3. Cone EJ, DePriest AZ, Heltsley R, Black DL, Mitchell JM, LoDico C, Flegel R. Prescription opioids. IV: Disposition of hydrocodone in oral fluid and blood following single-dose administration. Journal of Analytical Toxicology 2015;39:510-8.

4. Cone EJ, Heltsley R, Black DL, Mitchell JM, Lodico CP, Flegel RR. Prescription opioids. II. Metabolism and excretion patterns of hydrocodone in urine following controlled single-dose administration. Journal of Analytical Toxicology 2013;37:486-94.

5. Cone EJ, DePriest AZ, Heltsley R, Black DL, Mitchell JM, LoDico C, Flegel R. Prescription opioids. III. Disposition of oxycodone in oral fluid and blood following controlled single-dose administration. Journal of Analytical Toxicology 2015;39:192-202.

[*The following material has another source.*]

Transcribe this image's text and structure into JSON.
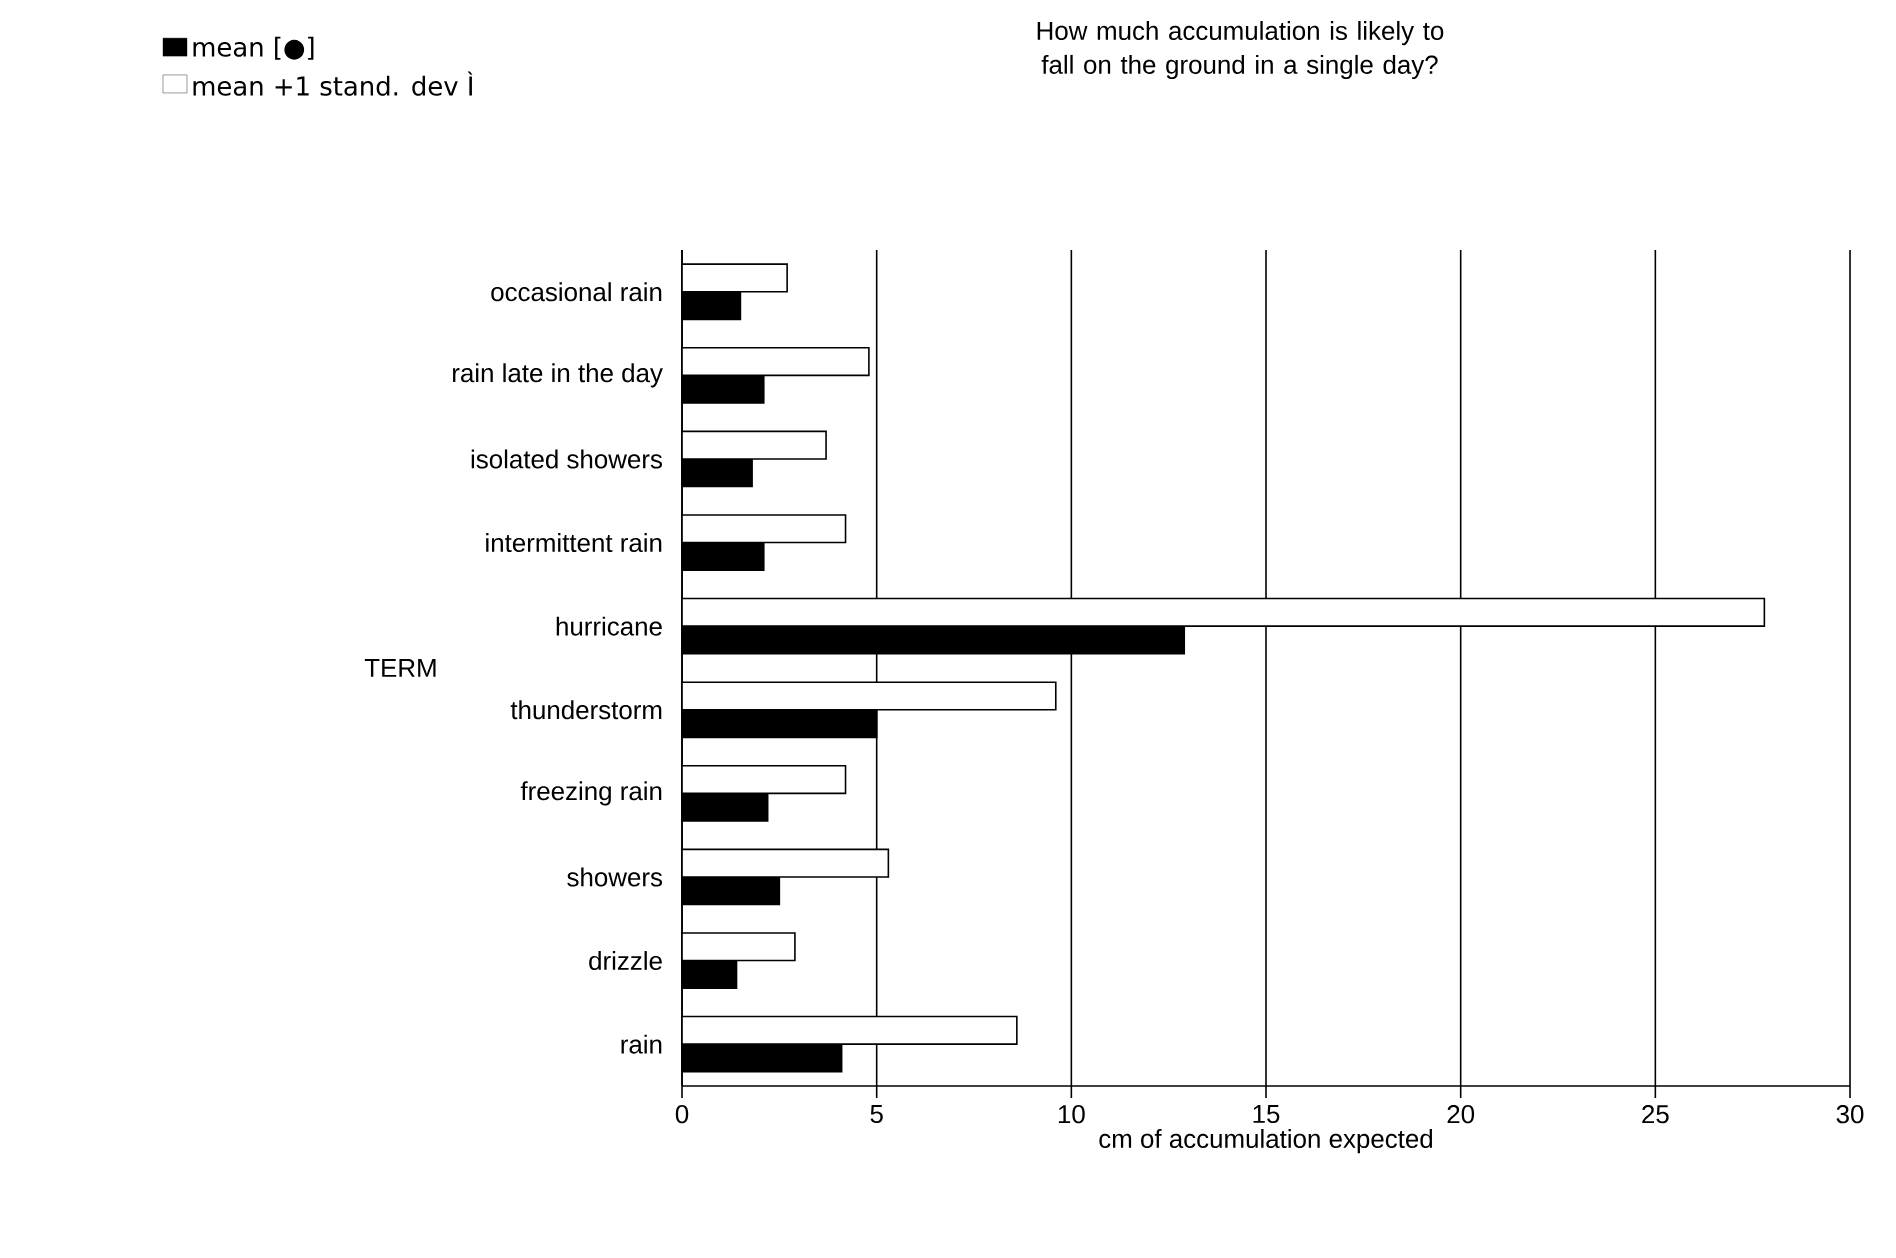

6. Cone EJ, Heltsley R, Black DL, Mitchell JM, Lodico CP, Flegel RR. Prescription opioids. I. Metabolism and excretion patterns of oxycodone in urine following controlled single dose administration. Journal of Analytical Toxicology 2013;37:255-64.

7. Cao JM, Ma JD, Morello CM, Atayee RS, Best BM. Observations on hydrocodone and its metabolites in oral fluid specimens of the pain population: Comparison with urine. Journal of Opioid Management 2014;10:177-86.